Hymn of breaking strain

(notes by John Radcliffe and John McGivering)

Publication

This poem first appeared in The Engineer in March 1935, and later that year in many American and British newspapers. It is listed in ORG as No 1223

It is collected in:

  • Definitive Verse (1940)
  • The Sussex Edition vol xxxv (1939)
  • The Burwash Edition vol xxviii (1941)
  • Cambridge Edition (2013) Ed. Thomas Pinney, p. 1453

The poem

This is a parable about structures—and man—under strain. Man-made constructions have to bear stresses, sometimes more than they can stand. The textbooks lay down what loads can be born, so if there is a failure, the man responsible is blamed, though it may be chance or fate that does for him. There are no textbooks to lay down what men themselves can endure. When we fail, and know we have failed, we need the resolution to rise up and try again.
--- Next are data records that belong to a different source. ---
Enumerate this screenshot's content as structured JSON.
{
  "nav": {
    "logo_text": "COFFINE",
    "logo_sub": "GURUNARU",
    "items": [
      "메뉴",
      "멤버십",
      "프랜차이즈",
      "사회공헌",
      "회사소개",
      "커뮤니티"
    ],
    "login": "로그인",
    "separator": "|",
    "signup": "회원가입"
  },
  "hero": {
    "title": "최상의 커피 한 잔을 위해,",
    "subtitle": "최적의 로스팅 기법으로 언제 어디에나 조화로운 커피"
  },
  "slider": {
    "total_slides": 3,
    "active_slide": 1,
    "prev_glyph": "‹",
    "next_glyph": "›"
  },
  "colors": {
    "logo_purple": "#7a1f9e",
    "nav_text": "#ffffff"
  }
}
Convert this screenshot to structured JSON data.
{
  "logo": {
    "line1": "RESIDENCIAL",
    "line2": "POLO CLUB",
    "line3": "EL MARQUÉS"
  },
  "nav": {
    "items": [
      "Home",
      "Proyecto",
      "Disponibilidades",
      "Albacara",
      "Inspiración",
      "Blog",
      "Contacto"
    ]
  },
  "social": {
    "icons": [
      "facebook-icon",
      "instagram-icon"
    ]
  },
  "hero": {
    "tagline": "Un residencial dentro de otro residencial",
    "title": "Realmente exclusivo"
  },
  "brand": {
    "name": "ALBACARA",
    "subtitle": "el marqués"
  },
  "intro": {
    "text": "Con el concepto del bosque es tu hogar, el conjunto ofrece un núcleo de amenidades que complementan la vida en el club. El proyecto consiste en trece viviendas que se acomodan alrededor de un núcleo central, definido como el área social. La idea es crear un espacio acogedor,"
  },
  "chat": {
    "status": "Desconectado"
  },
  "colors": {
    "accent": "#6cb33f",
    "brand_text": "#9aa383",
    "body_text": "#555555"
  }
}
Forty years before, in “The Bridge-Builders” (1893), he had written of an engineer whose new bridge over the Ganges is threatened by a great flood:

His bridge would stand what was upon her now, but not very much more, and if by any of a thousand chances there happened to be a weakness in the embankments Mother Gunga would carry his honour to the sea … he listened, numb and hungry, to the straining of the stone-boats, the hollow thunder under the piers, and the hundred noises that make the full note of a flood …
The bridge’s failure would hurt his assistant not a little, hut Hitchcock was a young man with his big work yet to do. For himself the crash meant everything—everything that made a hard life worth the living. They would say, the men of his own profession—— he remembered the half-pitying things that he himself had said when Lockhart’s new waterworks burst and broke down in brick-heaps and sludge, and Lockhart’s spirit broke in him and he died. He remembered what he himself had said when the Sumao Bridge went out in the big cyclone by the sea; and most he remembered poor Hartopp’s face three weeks later, when the shame had marked it …

There were no excuses in his service. Government might listen, perhaps, but his own kind would judge him by his bridge, as that stood or fell. He went over it in his head, plate by plate, span by span, brick by brick, pier by pier, remembering, comparing, estimating, and recalculating, lest there should be any mistake; and through the long hours and through the flights of formulae that danced and wheeled before him, a cold fear would come to pinch his heart.,,,

[The Day’s Work p.19]

Background

Kipling was fascinated both by the conquest of land and water through the work of engineers, and by the effect of stress on men and women, and how it could be overcome. He was under stress himself when the poem was written, from weary days and nights of abdominal pain.

For the engineers see also:

For human stress see:

Notes on the Text

[Title] breaking strain: the amount of force – compression or torsion – which will cause the fracture or collapse of some component in a structure, engine, etc. The idea is also applied in much of Kipling’s work to people under stress, Here he observes that while the textbooks may explain the breaking-point of metal or concrete, man is left to get himself out of his own tight corners.

[Verse 2]

gauge: the distance apart of railway lines. or an appliance for ensuring a manufactured article is the correct size.

course: in this context brick or stone laid in regular layers.

[Verse 3]

rivet: metal devices to secure the plating of a ship or girders in other constructions, see “The Ship that Found Herself” and “The Bridge-Builders” (both collected in The Day’s Work (1898).

tie-bar: a part adding stability to a construction by holding its components together.